At the beginning of March, Julia falls and James observes, “Julia fall butt.” Any day now that linguistic gem be added to Bartlett’s Familiar Quotations. Around this time they are both saying 4-word sentences. By mid-March they move up to 6-word sentences, and one day James forms a 7-word one: “Daddy wears a helmet and rides bicycle.” Both shout words constantly until you acknowledge what they’re saying and repeat it back to them.

Julia has her own style of enunciation. In early April Julia says “right here” (“right he-ah!”) all the time like a New Englander. Occasionally I can’t understand what she’s saying and I ask James and he knows! In January she says “nie-ya” for “yellow” and even though James can say “yeh-wee” one day he says “nie-ya.” It reminds me of when he relapsed from saying “G-ma” to “Gaga” because that’s what Julia said. This is the closest they’ve come to having a twin language.

They (but Julia especially) develop a predilection for saying “huh” at the end of her sentences, and I realize that they get it from me. In March after I accidentally give something to the wrong kid they parrot what I say back to me (and continue this joke for over a year later): “Oops wrong baby.” They also like repeating “bye bye babies” after Mark says it to them in the morning as he leaves.

In February Julia names all the letters on my keyboard except for six of them.
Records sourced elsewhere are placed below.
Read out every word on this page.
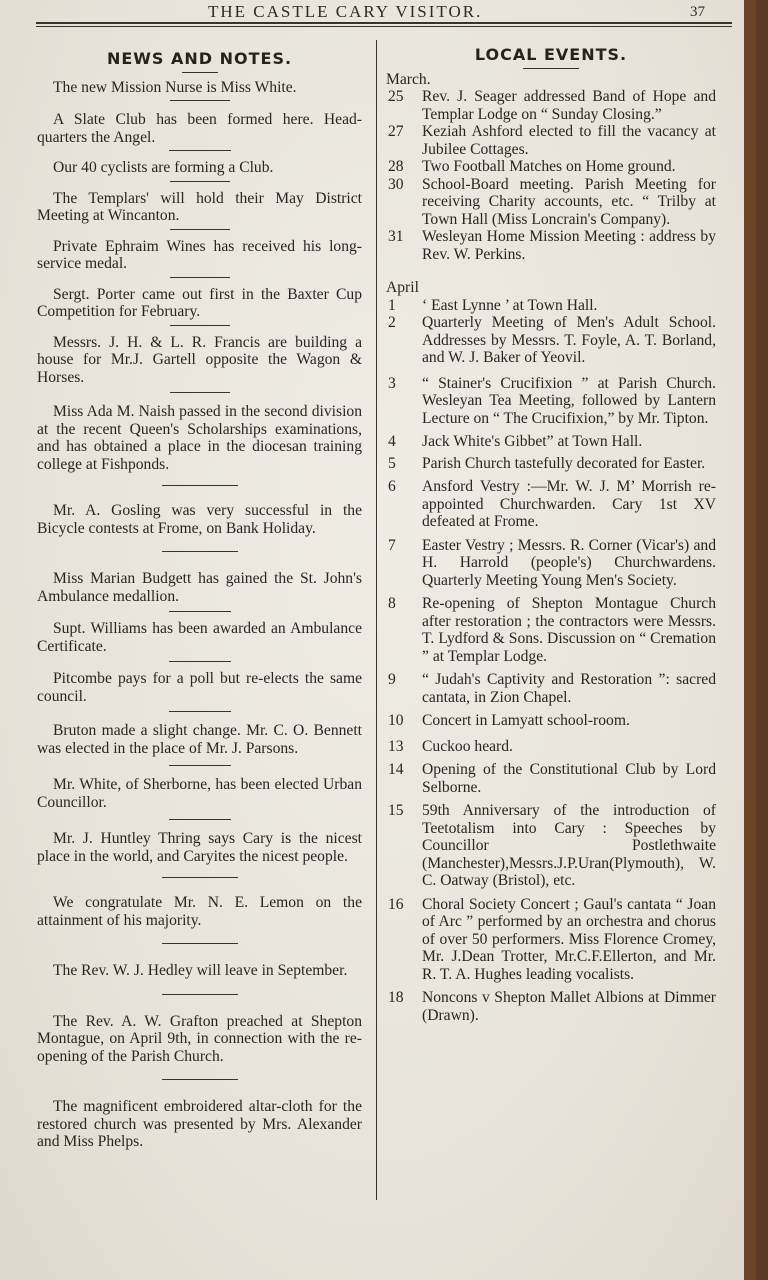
THE CASTLE CARY VISITOR.	37
NEWS AND NOTES.

The new Mission Nurse is Miss White.

A Slate Club has been formed here. Head-quarters the Angel.

Our 40 cyclists are forming a Club.

The Templars' will hold their May District Meeting at Wincanton.

Private Ephraim Wines has received his long-service medal.

Sergt. Porter came out first in the Baxter Cup Competition for February.

Messrs. J. H. & L. R. Francis are building a house for Mr.J. Gartell opposite the Wagon & Horses.

Miss Ada M. Naish passed in the second division at the recent Queen's Scholarships examinations, and has obtained a place in the diocesan training college at Fishponds.

Mr. A. Gosling was very successful in the Bicycle contests at Frome, on Bank Holiday.

Miss Marian Budgett has gained the St. John's Ambulance medallion.

Supt. Williams has been awarded an Ambulance Certificate.

Pitcombe pays for a poll but re-elects the same council.

Bruton made a slight change. Mr. C. O. Bennett was elected in the place of Mr. J. Parsons.

Mr. White, of Sherborne, has been elected Urban Councillor.

Mr. J. Huntley Thring says Cary is the nicest place in the world, and Caryites the nicest people.

We congratulate Mr. N. E. Lemon on the attainment of his majority.

The Rev. W. J. Hedley will leave in September.

The Rev. A. W. Grafton preached at Shepton Montague, on April 9th, in connection with the re-opening of the Parish Church.

The magnificent embroidered altar-cloth for the restored church was presented by Mrs. Alexander and Miss Phelps.

LOCAL EVENTS.

March.

25	Rev. J. Seager addressed Band of Hope and Templar Lodge on “ Sunday Closing.”
27	Keziah Ashford elected to fill the vacancy at Jubilee Cottages.
28	Two Football Matches on Home ground.
30	School-Board meeting. Parish Meeting for receiving Charity accounts, etc. “ Trilby at Town Hall (Miss Loncrain's Company).
31	Wesleyan Home Mission Meeting : address by Rev. W. Perkins.

April

1	‘ East Lynne ’ at Town Hall.
2	Quarterly Meeting of Men's Adult School. Addresses by Messrs. T. Foyle, A. T. Borland, and W. J. Baker of Yeovil.
3	“ Stainer's Crucifixion ” at Parish Church. Wesleyan Tea Meeting, followed by Lantern Lecture on “ The Crucifixion,” by Mr. Tipton.
4	Jack White's Gibbet” at Town Hall.
5	Parish Church tastefully decorated for Easter.
6	Ansford Vestry :—Mr. W. J. M’ Morrish re-appointed Churchwarden. Cary 1st XV defeated at Frome.
7	Easter Vestry ; Messrs. R. Corner (Vicar's) and H. Harrold (people's) Churchwardens. Quarterly Meeting Young Men's Society.
8	Re-opening of Shepton Montague Church after restoration ; the contractors were Messrs. T. Lydford & Sons. Discussion on “ Cremation ” at Templar Lodge.
9	“ Judah's Captivity and Restoration ”: sacred cantata, in Zion Chapel.
10	Concert in Lamyatt school-room.
13	Cuckoo heard.
14	Opening of the Constitutional Club by Lord Selborne.
15	59th Anniversary of the introduction of Teetotalism into Cary : Speeches by Councillor Postlethwaite (Manchester),Messrs.J.P.Uran(Plymouth), W. C. Oatway (Bristol), etc.
16	Choral Society Concert ; Gaul's cantata “ Joan of Arc ” performed by an orchestra and chorus of over 50 performers. Miss Florence Cromey, Mr. J.Dean Trotter, Mr.C.F.Ellerton, and Mr. R. T. A. Hughes leading vocalists.
18	Noncons v Shepton Mallet Albions at Dimmer (Drawn).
Sometimes she refers to the letter “I” as “I” and other times as “I bone” because of it’s resemblance to her bone barrette from Halloween. At the playground she is obsessed with standing in front of the safety warning sign and points and says the name of each letter. She gets them all right and says them fast, too. Because of their alphabet puzzle and Leaptop (both of which give examples of words that start with each letter) Julia can name a word that starts with most letters of the alphabet.

Bubby’s friend Margie whose background is in education tells her when the babies are at 22 months they are very advanced in knowing their colors and most letters.

For months Julia’s been entertaining to watch count items. She’ll miss counting a few things and will then be pretty off by the end or she’ll start over again to 1 when she reaches 10 so she’ll determine there’s 3 of something when there are really 8. Occasionally she surprises us by counting the exact number. In February Mark teaches them to count to 20. Afterwards they can count to 20 but they skip 13-16. After 10 it often comes out “one-teen, two-teen,” etc. (See video.)